こんなに「気がすすまない」と思いながら映画館へ行くこともなかなか例がないのですが、行ってきました『東京2020オリンピック SIDE:A』
なぜって、ウカウカしてると2030年には地元にオリンピックが来かねない危うい都市に住んでいるからです。
どう考えてあんなもの来たら災害だろうという気がする身としては、あの時なにがあったのか忘れずにおく必要があるだろうということで、
「『ドクター・ストレンジ』の方が見たいよお」
と思いながら、後の祭りを観に行った次第。
あちこちで「全然人が入ってないようだ」ということで話題になっているようですが、私が見た回は結構大きなスクリーンで私を含めて観客三人。
これくらいの観客数の映画はたまにあるので、さすが次回候補地だけあって意識が高いと言ってもいいのではないか。
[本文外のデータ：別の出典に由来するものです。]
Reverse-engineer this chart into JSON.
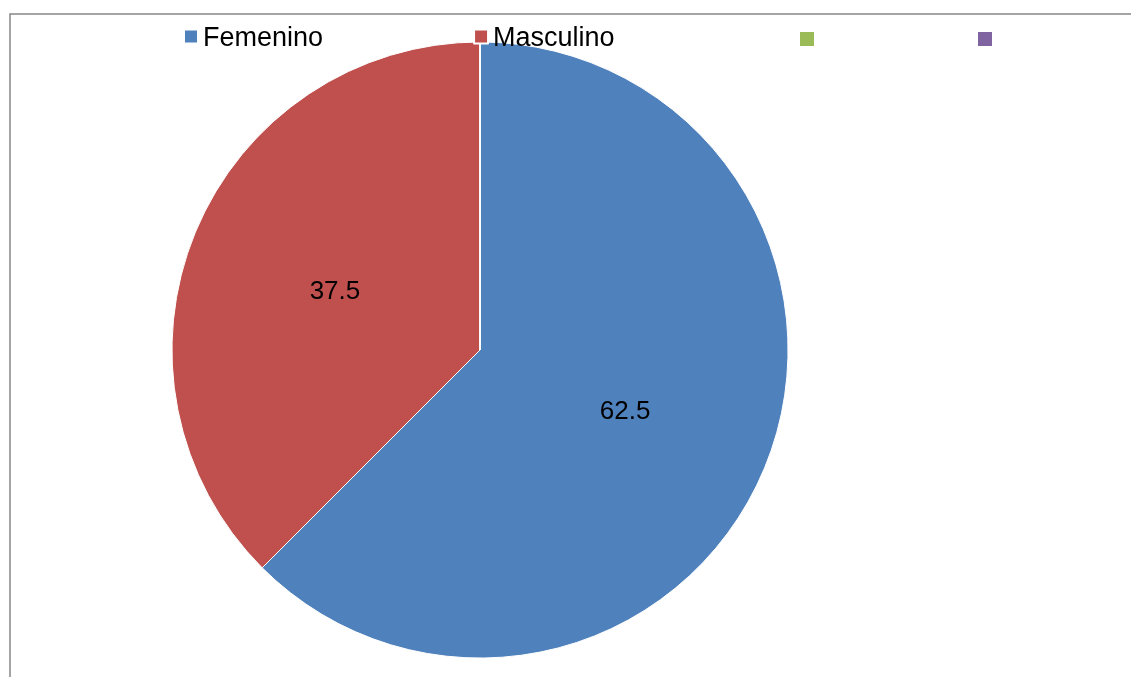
{
  "chart_data": {
    "type": "pie",
    "categories": [
      "Femenino",
      "Masculino",
      null,
      null
    ],
    "values": [
      62.5,
      37.5,
      0,
      0
    ],
    "colors": [
      "#4f81bd",
      "#c0504d",
      "#9bbb59",
      "#8064a2"
    ],
    "data_labels": true,
    "legend": "top"
  }
}
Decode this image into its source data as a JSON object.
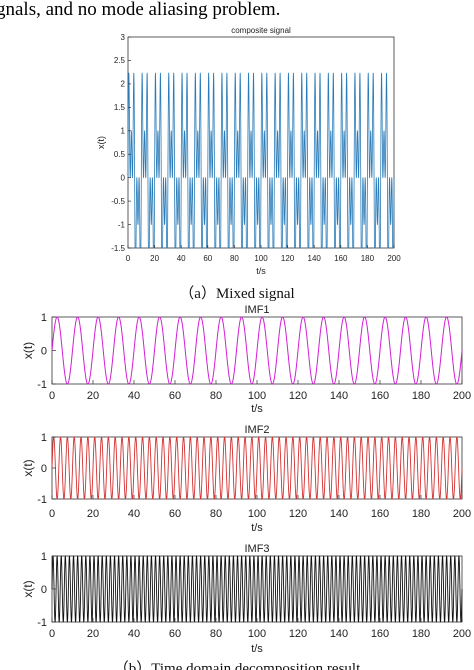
{
  "header_text": "gnals, and no mode aliasing problem.",
  "caption_a": "（a）Mixed signal",
  "caption_b": "（b）Time domain decomposition result",
  "colors": {
    "composite": "#2a7bb7",
    "imf1": "#d21fd6",
    "imf2": "#d43131",
    "imf3": "#111111",
    "axis": "#333333"
  },
  "chart_data": [
    {
      "type": "line",
      "title": "composite signal",
      "xlabel": "t/s",
      "ylabel": "x(t)",
      "xlim": [
        0,
        200
      ],
      "ylim": [
        -1.5,
        3
      ],
      "xticks": [
        "0",
        "20",
        "40",
        "60",
        "80",
        "100",
        "120",
        "140",
        "160",
        "180",
        "200"
      ],
      "yticks": [
        "-1.5",
        "-1",
        "-0.5",
        "0",
        "0.5",
        "1",
        "1.5",
        "2",
        "2.5",
        "3"
      ],
      "series": [
        {
          "formula": "sin(2*pi*0.1*t) + sin(2*pi*0.3*t) + sin(2*pi*0.5*t) (sum of IMF1, IMF2, IMF3)",
          "t_range": [
            0,
            200
          ],
          "period_peaks_s": 10
        }
      ]
    },
    {
      "type": "line",
      "title": "IMF1",
      "xlabel": "t/s",
      "ylabel": "x(t)",
      "xlim": [
        0,
        200
      ],
      "ylim": [
        -1,
        1
      ],
      "xticks": [
        "0",
        "20",
        "40",
        "60",
        "80",
        "100",
        "120",
        "140",
        "160",
        "180",
        "200"
      ],
      "yticks": [
        "-1",
        "0",
        "1"
      ],
      "series": [
        {
          "formula": "sin(2*pi*0.1*t)",
          "frequency_hz": 0.1,
          "amplitude": 1
        }
      ]
    },
    {
      "type": "line",
      "title": "IMF2",
      "xlabel": "t/s",
      "ylabel": "x(t)",
      "xlim": [
        0,
        200
      ],
      "ylim": [
        -1,
        1
      ],
      "xticks": [
        "0",
        "20",
        "40",
        "60",
        "80",
        "100",
        "120",
        "140",
        "160",
        "180",
        "200"
      ],
      "yticks": [
        "-1",
        "0",
        "1"
      ],
      "series": [
        {
          "formula": "sin(2*pi*0.3*t)",
          "frequency_hz": 0.3,
          "amplitude": 1
        }
      ]
    },
    {
      "type": "line",
      "title": "IMF3",
      "xlabel": "t/s",
      "ylabel": "x(t)",
      "xlim": [
        0,
        200
      ],
      "ylim": [
        -1,
        1
      ],
      "xticks": [
        "0",
        "20",
        "40",
        "60",
        "80",
        "100",
        "120",
        "140",
        "160",
        "180",
        "200"
      ],
      "yticks": [
        "-1",
        "0",
        "1"
      ],
      "series": [
        {
          "formula": "sin(2*pi*0.5*t)",
          "frequency_hz": 0.5,
          "amplitude": 1
        }
      ]
    }
  ]
}
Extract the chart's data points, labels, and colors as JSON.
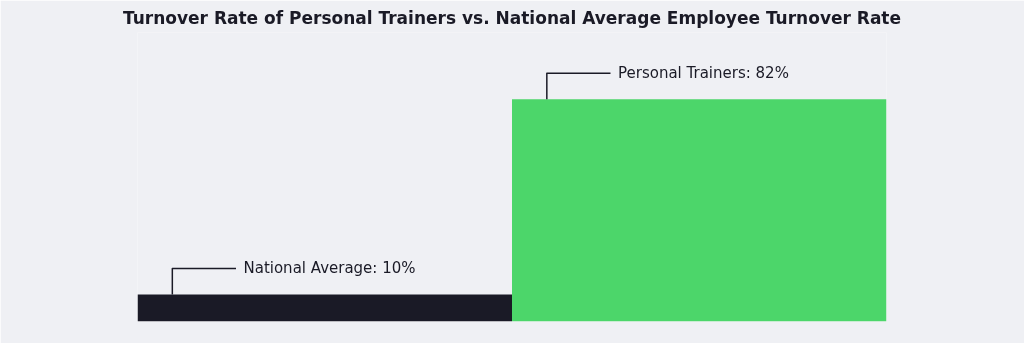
{
  "chart_data": {
    "type": "bar",
    "title": "Turnover Rate of Personal Trainers vs. National Average Employee Turnover Rate",
    "categories": [
      null,
      null
    ],
    "values": [
      10,
      82
    ],
    "colors": [
      "#1a1a26",
      "#4cd66a"
    ],
    "value_labels": [
      "National Average: 10%",
      "Personal Trainers: 82%"
    ],
    "grid": false,
    "tick_labels": false
  }
}
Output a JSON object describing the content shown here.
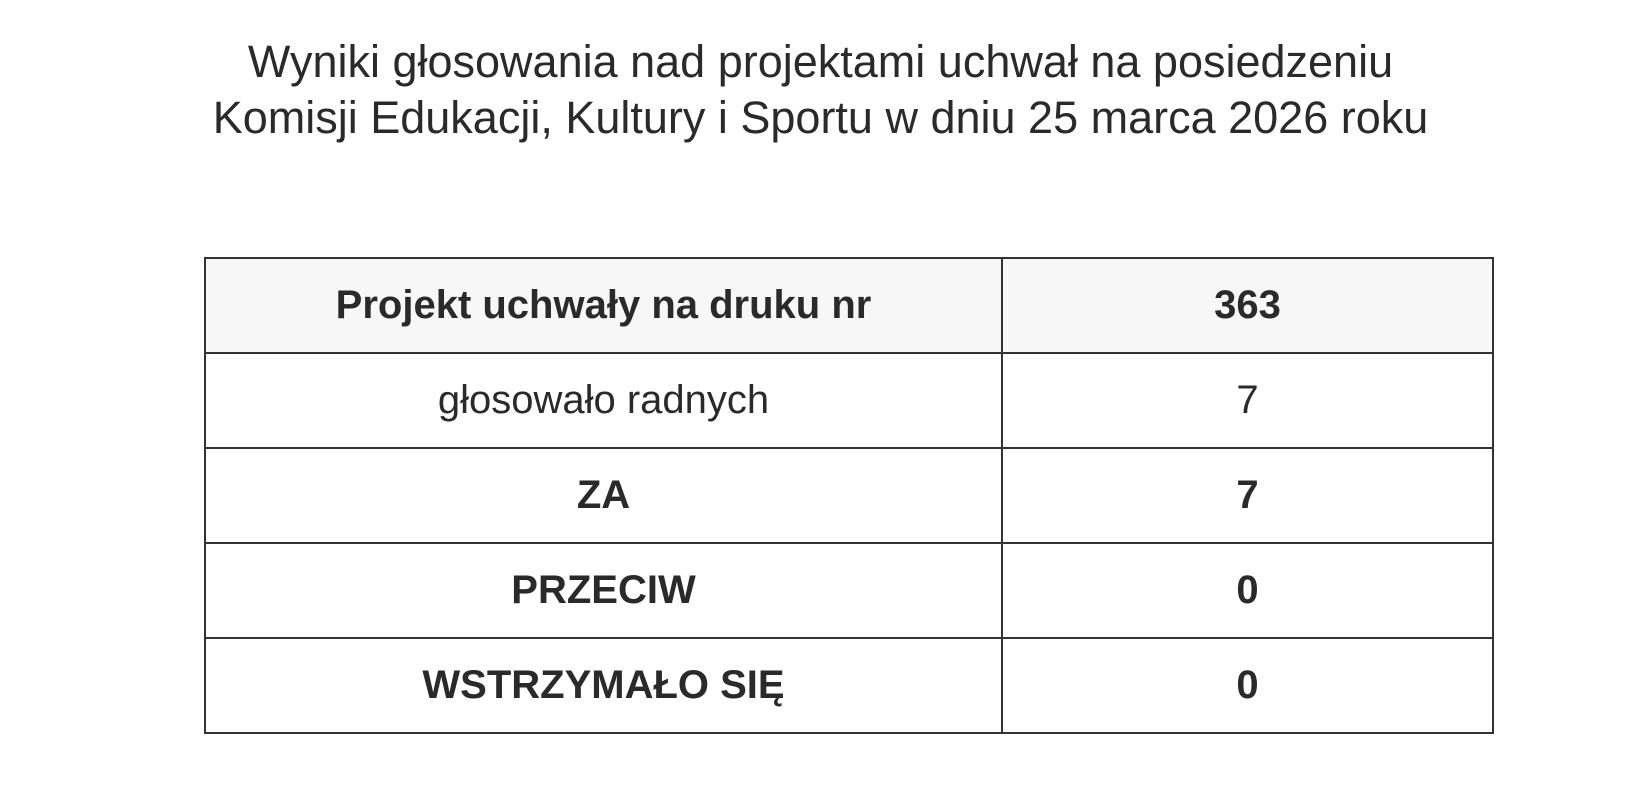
{
  "title": {
    "line1": "Wyniki głosowania nad projektami uchwał na posiedzeniu",
    "line2": "Komisji Edukacji, Kultury i Sportu w dniu 25 marca 2026 roku"
  },
  "table": {
    "rows": [
      {
        "label": "Projekt uchwały na druku nr",
        "value": "363",
        "bold": true
      },
      {
        "label": "głosowało radnych",
        "value": "7",
        "bold": false
      },
      {
        "label": "ZA",
        "value": "7",
        "bold": true
      },
      {
        "label": "PRZECIW",
        "value": "0",
        "bold": true
      },
      {
        "label": "WSTRZYMAŁO SIĘ",
        "value": "0",
        "bold": true
      }
    ]
  }
}
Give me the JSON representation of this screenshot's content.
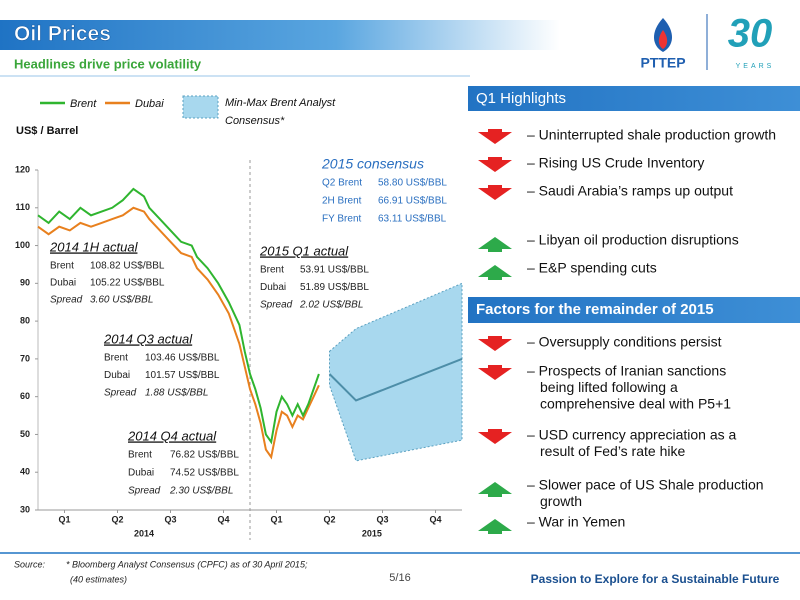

予告映像のナレーションによると「アスリート側の視点から描くSIDE:A」という触れ込みではあるんですが、
まず桜のイメージ映像と君が代から始まり、選手より先に森喜朗御大のドアップ、山下 泰裕JOC会長のドアップが出てくるあたりで
「なるほどそっち側の視点ですね」
という気持ちになります。
その後いくらアスリートが出てきても味付けとしてエピソードを利用されてしまった人にしか見えず、なかなかつらい思いをしました。
見ているうちに、あのオリンピック開催の夏の世論のギスギスした割れ方みたいなものに本当に嫌な思いをしたことを思い出し、暗い気持ちになってきます。
さらには「今まで感情を表に出さないようにすることを良しとして暮らしてきたけど、そういえば私いろんなことに怒ってるんだった」
ということまでつられて思い出し、頑張っているアスリートを見ながら自分を取り巻くいろんなものに対して怒る、という不思議な時間を過ごしてしまいます。
そういう意味では、たぶん制作側の意図とは全然見当違いだけど、感情を喚起するいい映画ではありました。
そうだ、私は怒っていたんだった。
映画全体としては、ぼんやりした印象で何が伝えたかったのかがはっきりしないとは言え、しかし次作で全部落とし前がつくのであればそれは監督のしてやったりの意図でありましょう。
こうなったら付き合うしかないので、膝を打って納得するようなSIDE:Bが繰り出されることを切に願うものである。